Cathedral and quayside apart, I could only remember a couple of decent pubs, the Brook Green and Well House, which had long fallen from Beer Guide favour. So I had a good half-dozen pubs to get a feel for the place and the state of their pub scene on a Sunday night in December.
I didn’t take to Exeter quickly. The Cathedral Yard is full of gorgeous buildings, but a very dull Christmas Market let down the overall effect. It had obviously sustained more bomb damage, certainly Salisbury levels, than I thought, based on the volume of relics among the post-war buildings.
The centre itself, like Cambridge, is under-pubbed, with many of the most attractive old inns converted to shops and restaurants. Both cities also have a brand new central shopping centre with a flashy John Lewis store.
Attempts to find some sort of “alternative” Exeter directed me to Fore and Gandy Streets, which were slightly less interesting than Bridgwater and contained such alternative gems as Zizzi and Bang & Olufsen. Not altogether surprising; I saw some very posh students in the pubs. The lack of creative dynamism among it’s coffee shops and bars meant it felt stuck in year 2000 compared to, say, Falmouth or Hastings.
The highlights for me were a number of steep steps down from the centre to the River Exe, which at least give a sense of perspective you don’t get in Cambridge.

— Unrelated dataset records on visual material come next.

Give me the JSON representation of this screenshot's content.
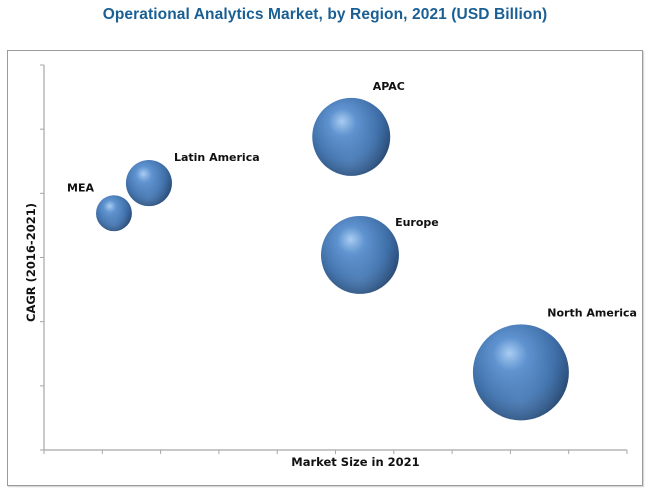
{
  "chart_data": {
    "type": "bubble",
    "title": "Operational Analytics Market, by Region, 2021 (USD Billion)",
    "xlabel": "Market Size in 2021",
    "ylabel": "CAGR (2016-2021)",
    "xlim": [
      0,
      10
    ],
    "ylim": [
      0,
      6
    ],
    "x_ticks": 10,
    "y_ticks": 6,
    "tick_labels_shown": false,
    "grid": false,
    "legend": "none",
    "bubble_color": "#4a7ebb",
    "series": [
      {
        "name": "MEA",
        "x": 1.2,
        "y": 3.69,
        "size": 0.14,
        "label_position": "top-left"
      },
      {
        "name": "Latin America",
        "x": 1.8,
        "y": 4.16,
        "size": 0.23,
        "label_position": "top-right"
      },
      {
        "name": "APAC",
        "x": 5.27,
        "y": 4.88,
        "size": 0.66,
        "label_position": "top-right"
      },
      {
        "name": "Europe",
        "x": 5.42,
        "y": 3.04,
        "size": 0.66,
        "label_position": "top-right"
      },
      {
        "name": "North America",
        "x": 8.18,
        "y": 1.21,
        "size": 1.0,
        "label_position": "top-right"
      }
    ]
  }
}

The pubs were good enough, but perhaps I was expecting a bit more from a city of 120,000 and a big University.
It started well. The Fat Pig (above) was very cosy and unflashy, full of mature students, mirroring the Live & Let Live or Elm Tree in Cambridge, with a decent home-brewed IPA (NBSS 3).
Oddfellows was similarly studenty, but very smart, and I felt as scruffy as I actually am. An odd beer range (Proper Job NBSS 2.5) mixed St Austell with Old Mill, but this was all about expensive Sunday lunches.
The best beer, as often the case, came in Spoons, a former chapel where afore-mentioned posh students competed with children let loose by posh parents to create the most noise. The Hook Norton/Italian collaboration beer I was led to by a professional if toothless drinker was a solid NBSS 4.
Down by the Exe, the Mill provided pricey and average St Austell (NBSS 2.5) to a carvery crowd to an accompaniment of Fleetwood Mac covers. Actually, it was pleasant and I’m just giving it grief to due a hatred of polite society and soft rock.
Pub of the night was the Royal Oak in Heavitree, traditional, gorgeous and with a superb Otter (NBSS 4). I’d like this as my local, partly because the Singapore rice from the Chinese across the road was great too.
I also like the Hour Glass, set away in quaint streets like the pubs in Hastings Old Town, with a very upmarket atmosphere I’d recommend experiencing. Shame the Black Ven was so dull (NBSS 2.5).
No sign of craft, not many free houses, and no cheap central hotels (my old Marstons Inn was an expensive treat). It did look lovely in the morning sun today though.
Exeter felt on a par with Gloucester, with a similarly average pub scene, but better countryside on the doorstep.